Sevenleri Vitali Hakko'yu uğurladı

Önceki gece İstanbul'da vefat eden giyim sanayiinin duayen isimlerinden Vakko'nun kurucusu, işadamı Vitali Hakko son yolculuğuna uğurlandı.
94 yaşında ölen Vitali Hakko için ilk tören Merter'deki Vakko fabrikasında yapıldı.
Hakko'nun cenazesi, Neve Şalom Sinagogu'nda düzenlenen törenin ardından Ulus'taki Arnavutköy Musevi Mezarlığı'nda toprağa verildi.
Fabrikadaki tören
Merter'deki Vakko fabrikasında yapılan tören bir dakikalık saygı duruşunun ardından Vitali Hakko'nun özgeçmişinin okunmasıyla başladı.
Burada konuşan Hakko'nun iş ortağı Alberto Elhadef, Vakko'nun 73 yıl önce "Şen Şapka" adıyla Vitali Hakko'nun bebeği olarak dünyaya geldiğini ve bugün, kocaman bir adam olan o bebeğin babasına veda edeceğini söyledi.

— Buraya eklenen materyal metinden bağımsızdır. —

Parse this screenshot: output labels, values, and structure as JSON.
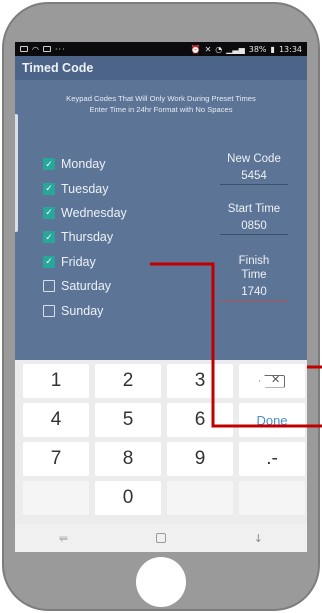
{
  "status_bar": {
    "left_dots": "···",
    "battery": "38%",
    "time": "13:34"
  },
  "app_bar": {
    "title": "Timed Code"
  },
  "description": {
    "line1": "Keypad Codes That Will Only Work During Preset Times",
    "line2": "Enter Time in 24hr Format with No Spaces"
  },
  "days": [
    {
      "label": "Monday",
      "checked": true
    },
    {
      "label": "Tuesday",
      "checked": true
    },
    {
      "label": "Wednesday",
      "checked": true
    },
    {
      "label": "Thursday",
      "checked": true
    },
    {
      "label": "Friday",
      "checked": true
    },
    {
      "label": "Saturday",
      "checked": false
    },
    {
      "label": "Sunday",
      "checked": false
    }
  ],
  "fields": {
    "new_code": {
      "label": "New Code",
      "value": "5454"
    },
    "start_time": {
      "label": "Start Time",
      "value": "0850"
    },
    "finish_time": {
      "label_line1": "Finish",
      "label_line2": "Time",
      "value": "1740"
    }
  },
  "keypad": {
    "keys": [
      "1",
      "2",
      "3",
      "4",
      "5",
      "6",
      "7",
      "8",
      "9",
      "0"
    ],
    "backspace_icon": "backspace-icon",
    "done_label": "Done",
    "symbols_label": ".-"
  },
  "nav": {
    "back_icon": "recent-apps-icon",
    "home_icon": "home-square-icon",
    "down_icon": "down-arrow-icon",
    "recent_glyph": "⥫",
    "down_glyph": "↓"
  },
  "colors": {
    "screen_bg": "#5c7496",
    "app_bar": "#4b6488",
    "checkbox": "#27a79a",
    "done": "#4a8ed0",
    "annotation": "#c00000"
  }
}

Elhadef, "Ama insan nasıl böylesine sevdiği ve saydığı birine veda eder? Aramızda Vitali Hakko'nun sihirinin değmediği kimse yoktur" dedi.
Daha sonra Hakko'nun naaşı eşi Ketty, oğlu Cem Hakko ve kızı Sima Lodrik tarafından, dini törenin yapılacağı Karaköy Büyük Hendek caddesindeki Neve Şalom Sinagogu'na uğurlandı.
Cem Hakko'nun üzerinde "Vakko" yazılı beyaz iş gömleği giydiği görüldü.
Törene, Vitali Hakko'nun erkek kardeşi Albert ve eşi Vivet Hakko, torunları Katia, Pia, Can Hakko, Serena, Vedat ve İzer Lodrik ile damadı Erol Lodrik, eski gelini Betina Mahcler, İş Bankası Genel Müdürü Ersin Özince, Koç Topluluğu Üst Yöneticisi (CEO) Bülent Bulgurlu'nun yanı sıra Vakko çalışanları ve sevenleri katıldı.
Sinagogdaki tören
Vitali Hakko, cemaatin başduahanı Hazan David Sevi'nin okuduğu dualar ve sinagogun başhahamının okuduğu dualarla son yolculuğuna uğurlandı.
Törende bir konuşma yapan Vitali Hakko'nun yeğeni Alberto Elhadef, Hakko'nun, kendi deyimiyle hayata "sıfırın altında" başladığını vurgulayarak, kocaman bir dünya yarattığını söyledi.
Türkiye Musevileri Hahambaşı Müşaviri Avi Alkaş, Vitali Hakko'nun duygusal zekasını kullanan gerçek ve şık bir İstanbul efendisi olduğunu belirterek, "O, işine ve sektörüne düşkün ve tutkuyla bağlı, sanata ve sanatçıya saygılı ve hami, bir Türkiye aşığı, Türk modasının babasıydı. O Merter için bir vaha, Beyoğlu için bir soluk, İstanbul için bir ışık oldu. O, çok sevilen ve sayılan, eşi bulunmaz müstesna bir insandı" diye konuştu.
Tören, Hakko'nun yakınlarının taziyeleri kabul etmesiyle sona erdi. Vitali Hakko'nun cenazesi daha sonra sinagogdan alınarak Ulus'taki Arnavutköy Musevi Mezarlığı'ndaki aile kabristanında toprağa verildi.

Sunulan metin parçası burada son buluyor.